No Sovereignty But That of Right.
“Le Journal des Economistes,” the French organ of the Bastiat school of political economists, has an article in its April issue, entitled, “A Contradictory Programme,” which discusses a platform recently adopted by one school of French socialists. This platform has two divisions,— one political, the other economic. The political division squarely favors individual liberty of all sorts and the abolition of privileges and monopolies. The economic division asks the State to furnish labor to every able-bodied citizen, credit to every laborer, education to those not yet able to labor, and support to those who have outlived their ability to labor. E. Martineau, the writer of the article referred to, brands this programme as inconsistent with itself, and clearly shows that its economic division invades the individual whom its political division declares sacred from invasion. To be sure, in doing this he incidentally says many foolishly false things about credit, assignats, paper money, and the theories of Proudhon, but Liberty is willing to forgive him much in view of his closing pages upon the stupid doctrine of the “sovereignty of the people.” In reprinting them, we commend them to the attention of all State socialists and to that of such anarchists as are so short-sighted that they cannot see that, if they were to succeed in depriving individuals of their freedom to produce and exchange, they would simply have substituted one State for another instead of having abolished the State:
The doctrine of the sovereignty of the people will not bear careful and serious examination. Whoever says sovereignty says omnipotence, and those who maintain the omnipotence of the people and consequently of the legislator should beware lest they thus lift certain mortals into demigods to whom anything is permitted and who know no limit other then their own capricious will. The good sense of the masses, which identifies law with right and lays upon the legislator the obligation of respecting justice as a limit, protests against this false idea. How happily was Mirabeau inspired when he cried: “Right is the sovereign of the world.”
The sovereignty of justice, that is the true formula, and justice is respect for the liberty of others.
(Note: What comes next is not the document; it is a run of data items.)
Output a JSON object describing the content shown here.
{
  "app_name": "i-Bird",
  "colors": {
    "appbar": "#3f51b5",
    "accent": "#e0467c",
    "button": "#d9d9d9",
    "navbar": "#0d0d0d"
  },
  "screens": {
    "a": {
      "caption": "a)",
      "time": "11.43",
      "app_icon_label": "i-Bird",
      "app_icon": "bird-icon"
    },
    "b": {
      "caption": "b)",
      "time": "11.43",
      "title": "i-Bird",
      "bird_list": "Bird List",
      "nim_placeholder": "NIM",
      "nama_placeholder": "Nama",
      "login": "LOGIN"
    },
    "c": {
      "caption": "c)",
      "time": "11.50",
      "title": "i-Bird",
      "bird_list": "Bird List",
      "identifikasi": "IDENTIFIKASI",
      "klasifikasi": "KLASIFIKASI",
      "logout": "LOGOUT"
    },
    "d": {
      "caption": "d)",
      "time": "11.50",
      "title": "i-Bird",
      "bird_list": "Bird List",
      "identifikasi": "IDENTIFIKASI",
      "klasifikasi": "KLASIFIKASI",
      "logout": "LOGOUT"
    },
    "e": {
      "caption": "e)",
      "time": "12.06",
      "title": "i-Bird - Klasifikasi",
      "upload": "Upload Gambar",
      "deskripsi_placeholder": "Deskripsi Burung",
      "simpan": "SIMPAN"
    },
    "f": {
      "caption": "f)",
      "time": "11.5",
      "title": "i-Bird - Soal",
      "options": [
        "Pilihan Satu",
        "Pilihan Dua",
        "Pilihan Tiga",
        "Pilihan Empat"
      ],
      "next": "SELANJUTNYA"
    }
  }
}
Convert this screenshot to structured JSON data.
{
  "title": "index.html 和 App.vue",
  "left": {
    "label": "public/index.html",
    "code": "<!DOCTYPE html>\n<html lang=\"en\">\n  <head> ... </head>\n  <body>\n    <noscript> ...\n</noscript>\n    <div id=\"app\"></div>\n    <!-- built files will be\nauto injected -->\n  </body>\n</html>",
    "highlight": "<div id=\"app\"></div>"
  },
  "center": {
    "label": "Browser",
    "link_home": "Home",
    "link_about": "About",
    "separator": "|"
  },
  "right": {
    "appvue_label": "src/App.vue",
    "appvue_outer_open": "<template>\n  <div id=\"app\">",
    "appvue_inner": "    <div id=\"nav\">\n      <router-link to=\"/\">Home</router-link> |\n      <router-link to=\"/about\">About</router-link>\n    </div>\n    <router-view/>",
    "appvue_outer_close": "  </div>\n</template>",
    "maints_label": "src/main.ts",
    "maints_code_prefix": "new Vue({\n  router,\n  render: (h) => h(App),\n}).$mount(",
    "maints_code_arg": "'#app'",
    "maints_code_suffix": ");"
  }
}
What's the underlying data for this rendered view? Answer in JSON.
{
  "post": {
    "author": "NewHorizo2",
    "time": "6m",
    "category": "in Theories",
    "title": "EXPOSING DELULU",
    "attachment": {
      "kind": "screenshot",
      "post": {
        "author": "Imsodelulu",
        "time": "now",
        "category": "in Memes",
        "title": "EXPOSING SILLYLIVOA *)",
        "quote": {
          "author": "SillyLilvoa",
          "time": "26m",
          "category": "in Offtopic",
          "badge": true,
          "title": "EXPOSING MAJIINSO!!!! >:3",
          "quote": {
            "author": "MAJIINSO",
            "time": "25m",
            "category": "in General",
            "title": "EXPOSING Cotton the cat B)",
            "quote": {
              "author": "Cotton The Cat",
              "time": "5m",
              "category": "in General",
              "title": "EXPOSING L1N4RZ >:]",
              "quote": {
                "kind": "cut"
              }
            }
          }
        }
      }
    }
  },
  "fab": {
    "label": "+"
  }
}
There is no right against right, and if one man has not the right to violate the liberty of another man, no more have a hundred millions of men....If my personality and my liberty belong to me, no one has a right to touch them, and I do not recognize the right of any majority whatever to violate my right or deprive me of my patrimony. The number of the oppressors does not make oppression legitimate, and, if that is true, the system of the sovereignty of the people is judged and condemned as a certain error.
The sovereignty of the king was the principle of absolute monarchy, and was expressed in this celebrated phrase: “For such is our good pleasure.” Under such a régime there were no citizens, but a troop of slaves, and for that reason they were called subjects. This régime was odious, no doubt, but it was not absurd, for the sovereignty was attributed to a living personage who monopolized privileges and pleasures.
But the sovereignty of the people,— what does that mean? Does it mean that the people is a living entity? Does the word signify anything more than the collection of individuals who compose a State? The people is not a real being, and therefore to make it a sovereign is to crown a myth and a phantom, is to establish a sovereign of the fancy and beneath it a people of subjects.
Singular step in evolution! The progress of human mind is so slow that it cannot free itself at a stroke from the yoke of despotism. Monarchy was odious to it, and it made a revolution to destroy it, but, instead of abolishing sovereignty, it confined itself to displacing it: from the prince it transferred it to the people; the despotism of an individual it changed into collective despotism. That famous signature: “For such is our good pleasure,” has not been suppressed; it has been given to the people; and now it is no longer the king, but the majority which holds the pen and puts the monstrous formula at the bottom of its decrees.
Well, the truth does not lie in this half-evolution; it is necessary to advance further, to take another step in the path of progress. It is not enough to displace sovereignty; it must be abolished. The right to oppress right must not be recognized either in one man or in a majority of men. It is necessary, in short, to proclaim the reign of justice, to say with Mirabeau: “Right is the sovereign of the world.” For under such a régime there will be no subjects, and each may say with a more legitimate pride than the ancient Roman: “I am a citizen of a free country.”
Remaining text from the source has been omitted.